17 de set. de 2013

Filmagens líquidas

Por Luna Mendes 

Foto: Divulgação
Imagens desfocadas, desconexas, granuladas, música, som ambiente, murmúrios, conversas, olhos, cabeças, objetos misturados e de repente Jards. Lançado nacionalmente em 21 de junho, o filme vai na contramão da padronização cinematográfica. Sem comentários, sem depoimentos, sem rememorações, apenas um ir e vir de imagens, músicas e falas soltas, um filme liquído. Dirigido por Eryk Rocha - que tem como herança genética nada menos do que ser filho de Glauber Rocha - o documentário esbanja poesia em cenas muito bem trabalhadas esteticamente, com uma narrativa não linear e bastante musical.





Somos transportados lentamente ao estúdio de Jards Macalé, a câmera nos aproxima e mostra detalhes que mesmo que ali estivéssemos não veríamos com tamanha definição.

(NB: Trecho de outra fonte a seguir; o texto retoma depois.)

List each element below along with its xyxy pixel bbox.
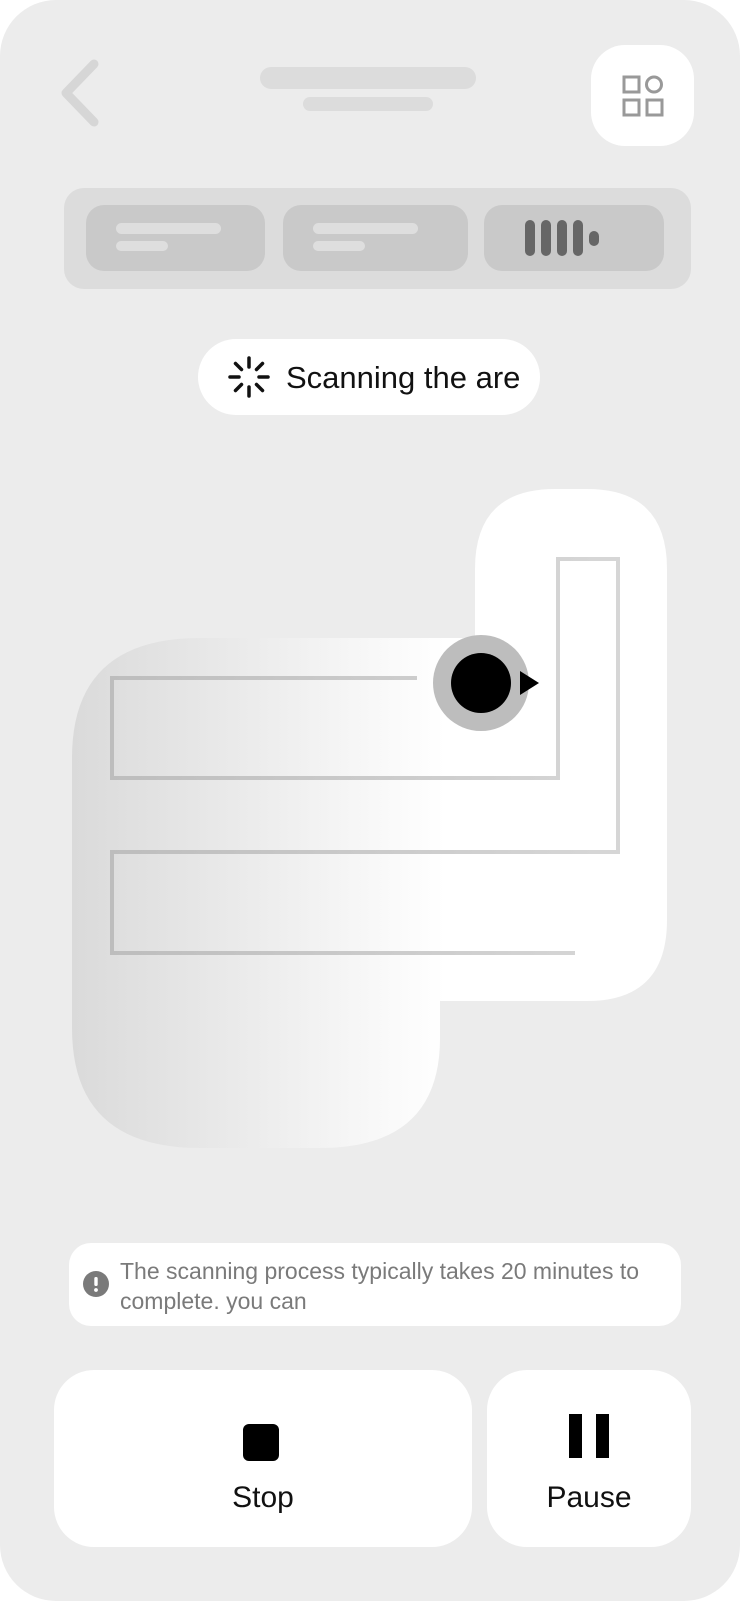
info-text: The scanning process typically takes 20 … — [120, 1258, 640, 1314]
mode-selector — [64, 188, 691, 289]
phone-screen: Scanning the are The scanning process ty… — [0, 0, 740, 1601]
pause-label: Pause — [546, 1481, 632, 1514]
title-placeholder — [260, 67, 476, 89]
tab-sublabel-placeholder — [313, 241, 365, 251]
grid-icon — [622, 75, 664, 117]
exclamation-circle-icon — [83, 1271, 109, 1297]
pause-button[interactable]: Pause — [487, 1370, 691, 1547]
stop-icon — [243, 1424, 279, 1461]
mode-tab-1[interactable] — [86, 205, 265, 271]
subtitle-placeholder — [303, 97, 433, 111]
chevron-left-icon — [61, 59, 99, 127]
back-button[interactable] — [56, 58, 106, 128]
scan-map — [72, 489, 667, 1148]
loading-spinner-icon — [228, 356, 270, 398]
tab-sublabel-placeholder — [116, 241, 168, 251]
scan-status-text: Scanning the are — [286, 360, 521, 395]
stop-label: Stop — [232, 1481, 294, 1514]
info-card: The scanning process typically takes 20 … — [69, 1243, 681, 1326]
pause-icon — [569, 1414, 609, 1458]
robot-vacuum-icon — [433, 635, 529, 731]
mode-tab-2[interactable] — [283, 205, 468, 271]
tab-label-placeholder — [116, 223, 221, 234]
map-floor — [72, 489, 667, 1148]
tab-label-placeholder — [313, 223, 418, 234]
scan-status: Scanning the are — [198, 339, 540, 415]
sound-wave-icon — [525, 220, 599, 256]
mode-tab-3[interactable] — [484, 205, 664, 271]
menu-button[interactable] — [591, 45, 694, 146]
stop-button[interactable]: Stop — [54, 1370, 472, 1547]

O tom é intimista, Jards, sem sobrenome, sem apresentações. Com o plano aproximado vemos a barba por fazer, fio a fio, a boca, o cabelo, o diretor consegue transportar o espectador para um momento a dois com Jards. A utilização do superclose é repetida muitas vezes, enxergamos com nitidez os dentes, os poros, os olhos. A aproximação mostra partes, mas nem sempre mostra o todo, não identificamos pela imagem alguns dos convidados que participam das gravações com Macalé, só o que fica em evidência é a voz, o filme instiga a audição como maneira de identificar quem ali está.

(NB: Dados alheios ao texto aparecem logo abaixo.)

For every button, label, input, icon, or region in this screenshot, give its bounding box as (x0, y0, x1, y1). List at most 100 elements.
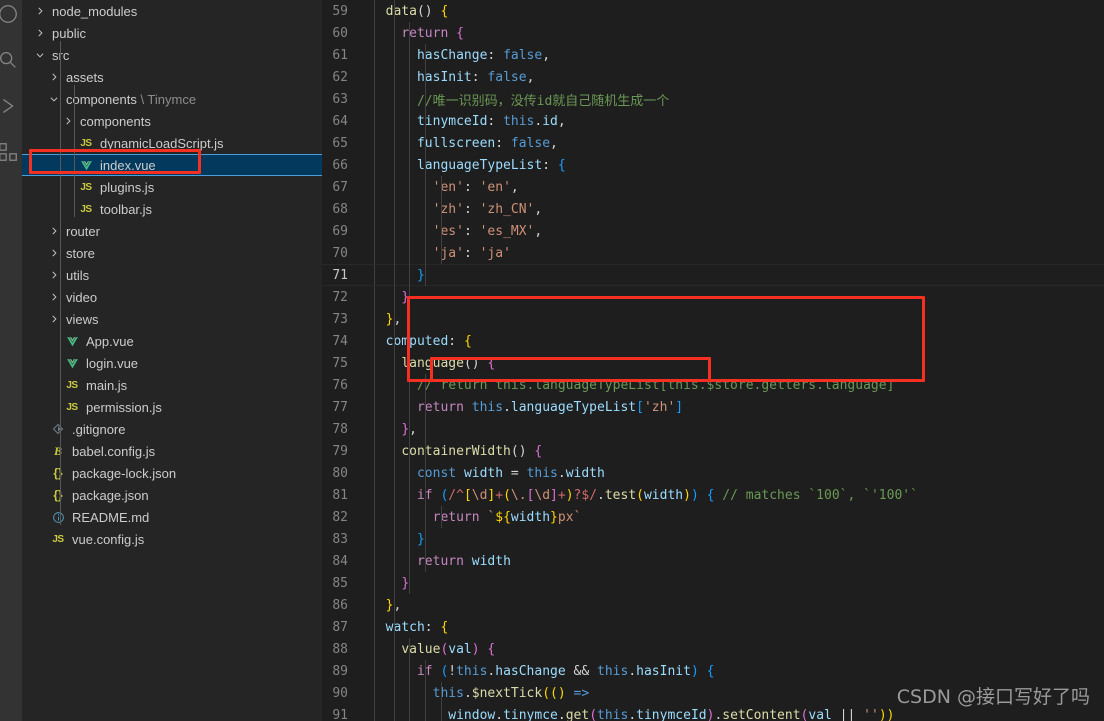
code-line[interactable]: 64 tinymceId: this.id, (322, 110, 1104, 132)
tree-item-label: login.vue (86, 355, 139, 371)
line-content: tinymceId: this.id, (370, 114, 566, 129)
code-line[interactable]: 71 } (322, 264, 1104, 286)
line-number: 84 (332, 553, 348, 569)
code-line[interactable]: 77 return this.languageTypeList['zh'] (322, 396, 1104, 418)
code-line[interactable]: 75 language() { (322, 352, 1104, 374)
code-line[interactable]: 63 //唯一识别码，没传id就自己随机生成一个 (322, 88, 1104, 110)
code-line[interactable]: 61 hasChange: false, (322, 44, 1104, 66)
tree-file-app-vue[interactable]: App.vue (22, 330, 322, 352)
line-content: } (370, 532, 425, 547)
code-line[interactable]: 78 }, (322, 418, 1104, 440)
code-line[interactable]: 74 computed: { (322, 330, 1104, 352)
token: / (589, 487, 598, 503)
token: //唯一识别码，没传id就自己随机生成一个 (416, 93, 670, 109)
tree-folder-src[interactable]: src (22, 44, 322, 66)
code-line[interactable]: 82 return `${width}px` (322, 506, 1104, 528)
code-line[interactable]: 59 data() { (322, 0, 1104, 22)
tree-file--gitignore[interactable]: .gitignore (22, 418, 322, 440)
tree-file-permission-js[interactable]: JS permission.js (22, 396, 322, 418)
code-line[interactable]: 85 } (322, 572, 1104, 594)
tree-file-main-js[interactable]: JS main.js (22, 374, 322, 396)
code-line[interactable]: 68 'zh': 'zh_CN', (322, 198, 1104, 220)
tree-folder-video[interactable]: video (22, 286, 322, 308)
line-number: 86 (332, 597, 348, 613)
line-content: // return this.languageTypeList[this.$st… (370, 378, 894, 393)
token: } (401, 289, 410, 305)
tree-folder-node-modules[interactable]: node_modules (22, 0, 322, 22)
line-content: }, (370, 312, 402, 327)
tree-folder-views[interactable]: views (22, 308, 322, 330)
token: ^ (456, 487, 464, 503)
chevron-right-icon[interactable] (32, 6, 48, 16)
tree-folder-components[interactable]: components \ Tinymce (22, 88, 322, 110)
code-line[interactable]: 84 return width (322, 550, 1104, 572)
token: width (471, 553, 511, 569)
token: // return this.languageTypeList[this.$st… (416, 377, 895, 393)
code-line[interactable]: 73 }, (322, 308, 1104, 330)
token: data (385, 3, 417, 19)
code-line[interactable]: 65 fullscreen: false, (322, 132, 1104, 154)
code-line[interactable]: 62 hasInit: false, (322, 66, 1104, 88)
tree-file-toolbar-js[interactable]: JS toolbar.js (22, 198, 322, 220)
token: () (416, 3, 441, 19)
run-terminal-icon[interactable] (0, 84, 22, 128)
code-line[interactable]: 79 containerWidth() { (322, 440, 1104, 462)
code-line[interactable]: 76 // return this.languageTypeList[this.… (322, 374, 1104, 396)
token: 'zh_CN' (479, 201, 535, 217)
token: || (831, 707, 864, 721)
token: // matches `100`, `'100'` (722, 487, 918, 503)
line-number: 62 (332, 69, 348, 85)
code-line[interactable]: 69 'es': 'es_MX', (322, 220, 1104, 242)
code-editor[interactable]: 59 data() {60 return {61 hasChange: fals… (322, 0, 1104, 721)
token: : (463, 223, 480, 239)
tree-folder-components[interactable]: components (22, 110, 322, 132)
tree-file-package-json[interactable]: {} package.json (22, 484, 322, 506)
extensions-icon[interactable] (0, 130, 22, 174)
tree-file-package-lock-json[interactable]: {} package-lock.json (22, 462, 322, 484)
tree-folder-store[interactable]: store (22, 242, 322, 264)
code-line[interactable]: 88 value(val) { (322, 638, 1104, 660)
code-line[interactable]: 89 if (!this.hasChange && this.hasInit) … (322, 660, 1104, 682)
tree-file-readme-md[interactable]: README.md (22, 506, 322, 528)
code-line[interactable]: 80 const width = this.width (322, 462, 1104, 484)
chevron-right-icon[interactable] (32, 28, 48, 38)
token: get (565, 707, 590, 721)
token: + (495, 487, 504, 503)
code-line[interactable]: 83 } (322, 528, 1104, 550)
code-line[interactable]: 70 'ja': 'ja' (322, 242, 1104, 264)
search-icon[interactable] (0, 38, 22, 82)
code-line[interactable]: 72 } (322, 286, 1104, 308)
tree-file-plugins-js[interactable]: JS plugins.js (22, 176, 322, 198)
tree-file-login-vue[interactable]: login.vue (22, 352, 322, 374)
tree-folder-router[interactable]: router (22, 220, 322, 242)
explorer-files-icon[interactable] (0, 0, 22, 36)
tree-file-vue-config-js[interactable]: JS vue.config.js (22, 528, 322, 550)
token: ( (589, 707, 598, 721)
code-line[interactable]: 67 'en': 'en', (322, 176, 1104, 198)
line-number: 65 (332, 135, 348, 151)
tree-folder-public[interactable]: public (22, 22, 322, 44)
code-line[interactable]: 81 if (/^[\d]+(\.[\d]+)?$/.test(width)) … (322, 484, 1104, 506)
code-line[interactable]: 86 }, (322, 594, 1104, 616)
token: 'zh' (432, 201, 464, 217)
code-line[interactable]: 60 return { (322, 22, 1104, 44)
code-line[interactable]: 87 watch: { (322, 616, 1104, 638)
tree-file-babel-config-js[interactable]: Bbabel.config.js (22, 440, 322, 462)
tree-folder-utils[interactable]: utils (22, 264, 322, 286)
line-number: 60 (332, 25, 348, 41)
code-line[interactable]: 66 languageTypeList: { (322, 154, 1104, 176)
line-number: 71 (332, 267, 348, 283)
chevron-down-icon[interactable] (32, 50, 48, 60)
tree-folder-assets[interactable]: assets (22, 66, 322, 88)
line-number: 73 (332, 311, 348, 327)
tree-file-index-vue[interactable]: index.vue (22, 154, 322, 176)
tree-file-dynamicloadscript-js[interactable]: JS dynamicLoadScript.js (22, 132, 322, 154)
token: test (604, 487, 637, 503)
line-number: 81 (332, 487, 348, 503)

Com duração de cerca de 90 minutos, o filme foge das narrativas tradicionais de documentários musicais, Jards não dá depoimentos, não faz recordações saudosistas e tampouco uma análise do seu papel enquanto músico, típicas desse modelo de filme. Jards simplesmente está ali fazendo o que sabe melhor: cantar. A câmera o acompanha em casa, dando um mergulho na piscina, fumando um cigarro. Assim como a música o silêncio e o som ambiente também fazem parte do filme, no estúdio escutamos o som abafado de Jards conversando com outras pessoas e o que ele diz não fica claro e tampouco importa, estamos ali para ouvi-lo cantar. A música é o fundamental. O filme por vezes parece ser um making off do disco homônimo que foi gravado e lançado em 2011 e isso não deixa de ser verdade, o recurso dos bastidores é utilizado como ferramenta de aproximação com o espctador. Nos bastidores da gravação junto com Jards temos Adriana Calcanhoto rindo e também chorando, a negra melodia de Luís, e várias outras parcerias que revisitam os clássicos desse músico.

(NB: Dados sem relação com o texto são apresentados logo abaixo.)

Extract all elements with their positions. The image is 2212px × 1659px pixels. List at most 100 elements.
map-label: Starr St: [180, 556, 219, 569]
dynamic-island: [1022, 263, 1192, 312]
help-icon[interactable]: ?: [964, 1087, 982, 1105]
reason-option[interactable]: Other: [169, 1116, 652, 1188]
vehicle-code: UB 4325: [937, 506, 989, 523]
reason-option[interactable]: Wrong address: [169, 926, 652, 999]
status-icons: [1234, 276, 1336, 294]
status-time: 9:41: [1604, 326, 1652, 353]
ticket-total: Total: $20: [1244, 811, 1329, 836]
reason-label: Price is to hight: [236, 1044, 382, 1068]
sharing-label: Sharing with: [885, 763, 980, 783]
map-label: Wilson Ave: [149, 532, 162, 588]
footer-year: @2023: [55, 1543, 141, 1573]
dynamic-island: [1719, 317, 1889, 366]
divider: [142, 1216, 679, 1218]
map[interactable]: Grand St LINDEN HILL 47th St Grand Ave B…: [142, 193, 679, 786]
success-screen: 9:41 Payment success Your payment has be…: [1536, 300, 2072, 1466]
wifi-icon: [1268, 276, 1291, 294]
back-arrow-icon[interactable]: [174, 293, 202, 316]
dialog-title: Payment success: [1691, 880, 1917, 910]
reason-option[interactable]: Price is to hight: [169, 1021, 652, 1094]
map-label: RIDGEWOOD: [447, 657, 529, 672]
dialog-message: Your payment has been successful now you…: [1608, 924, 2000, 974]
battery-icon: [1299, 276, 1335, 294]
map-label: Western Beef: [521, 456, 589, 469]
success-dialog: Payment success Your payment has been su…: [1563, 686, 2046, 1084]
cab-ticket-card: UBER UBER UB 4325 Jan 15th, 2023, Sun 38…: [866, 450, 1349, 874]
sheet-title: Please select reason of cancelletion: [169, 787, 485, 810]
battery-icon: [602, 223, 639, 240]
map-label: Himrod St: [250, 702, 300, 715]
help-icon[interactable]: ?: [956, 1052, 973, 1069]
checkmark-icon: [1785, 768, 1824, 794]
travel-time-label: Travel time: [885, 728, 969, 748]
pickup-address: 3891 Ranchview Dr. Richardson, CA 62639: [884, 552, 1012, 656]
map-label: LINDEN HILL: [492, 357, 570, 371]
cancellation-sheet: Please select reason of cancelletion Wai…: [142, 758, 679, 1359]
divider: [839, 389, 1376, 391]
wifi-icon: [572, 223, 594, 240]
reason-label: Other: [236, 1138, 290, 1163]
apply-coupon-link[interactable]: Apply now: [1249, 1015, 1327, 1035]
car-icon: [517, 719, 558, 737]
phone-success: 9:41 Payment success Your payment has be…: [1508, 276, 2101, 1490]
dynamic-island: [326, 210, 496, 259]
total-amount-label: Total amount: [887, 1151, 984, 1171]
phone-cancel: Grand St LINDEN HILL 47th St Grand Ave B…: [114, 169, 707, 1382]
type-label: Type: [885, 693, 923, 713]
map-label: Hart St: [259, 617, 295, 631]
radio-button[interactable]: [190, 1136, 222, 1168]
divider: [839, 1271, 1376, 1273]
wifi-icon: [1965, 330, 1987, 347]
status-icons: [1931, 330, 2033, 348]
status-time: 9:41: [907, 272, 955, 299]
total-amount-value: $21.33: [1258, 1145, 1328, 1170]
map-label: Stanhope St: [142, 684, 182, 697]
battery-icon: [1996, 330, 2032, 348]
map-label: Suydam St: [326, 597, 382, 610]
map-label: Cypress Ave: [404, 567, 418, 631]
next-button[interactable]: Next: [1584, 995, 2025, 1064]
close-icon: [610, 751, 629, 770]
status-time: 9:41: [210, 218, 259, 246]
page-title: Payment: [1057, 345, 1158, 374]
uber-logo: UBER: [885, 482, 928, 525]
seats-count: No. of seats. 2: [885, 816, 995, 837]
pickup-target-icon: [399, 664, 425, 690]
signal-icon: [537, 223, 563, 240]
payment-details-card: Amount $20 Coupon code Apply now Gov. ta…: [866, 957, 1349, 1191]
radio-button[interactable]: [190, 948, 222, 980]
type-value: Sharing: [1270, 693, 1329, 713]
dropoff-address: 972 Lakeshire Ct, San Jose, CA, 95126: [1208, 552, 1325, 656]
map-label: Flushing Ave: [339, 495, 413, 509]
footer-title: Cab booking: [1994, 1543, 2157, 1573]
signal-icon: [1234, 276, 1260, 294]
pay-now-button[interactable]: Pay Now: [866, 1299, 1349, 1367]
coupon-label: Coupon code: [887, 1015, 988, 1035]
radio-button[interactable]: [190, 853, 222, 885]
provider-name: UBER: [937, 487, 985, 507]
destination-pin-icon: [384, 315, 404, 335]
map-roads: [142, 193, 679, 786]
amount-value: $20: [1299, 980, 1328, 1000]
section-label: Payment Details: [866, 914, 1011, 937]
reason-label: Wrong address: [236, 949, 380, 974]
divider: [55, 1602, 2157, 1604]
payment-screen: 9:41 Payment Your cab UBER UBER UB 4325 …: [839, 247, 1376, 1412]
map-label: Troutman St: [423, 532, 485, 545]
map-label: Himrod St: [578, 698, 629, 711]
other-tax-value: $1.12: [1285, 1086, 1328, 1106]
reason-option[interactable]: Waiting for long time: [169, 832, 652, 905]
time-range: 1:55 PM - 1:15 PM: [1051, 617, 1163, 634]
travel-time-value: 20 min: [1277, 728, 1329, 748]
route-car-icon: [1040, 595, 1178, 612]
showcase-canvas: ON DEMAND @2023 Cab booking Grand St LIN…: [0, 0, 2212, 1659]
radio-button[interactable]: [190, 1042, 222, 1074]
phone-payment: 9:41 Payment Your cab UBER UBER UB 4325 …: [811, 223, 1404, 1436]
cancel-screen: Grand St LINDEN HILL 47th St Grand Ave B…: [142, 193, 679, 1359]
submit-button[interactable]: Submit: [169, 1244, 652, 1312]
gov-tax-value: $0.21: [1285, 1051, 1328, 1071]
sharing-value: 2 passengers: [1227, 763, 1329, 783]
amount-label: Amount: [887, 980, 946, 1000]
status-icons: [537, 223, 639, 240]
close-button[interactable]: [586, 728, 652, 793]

As cenas recebem uma edição de arte, algumas são distorcidas, outras são feitas em pb, imagens sobrepostas, granulações. Em meio a esse acompanhamento de Jards são intercaladas filmagens antigas em super 8 feitas pelo próprio músico, nos deparamos com um Jards mais novo, outro cenário, outros personagens é uma restauração do passado sem a necessidade de uma fala para o evocar. Nos transportamos para o passado de Jards e voltamos. No entanto a estética do filme não dialoga tanto com a obra do músico, a poesia da música de Jards não é marcada pela abstração que o filme tenta colocar, pelo contrário, as canções de Jards são de uma poesia cotidiana, são claras e limpas. O oposto das imagens cheias de ruídos e de dificíl interpretação. Mas a contradição é interessante, transporta para além da representação imagética e propõe uma experiência auditiva e visual que de certa forma se complementam.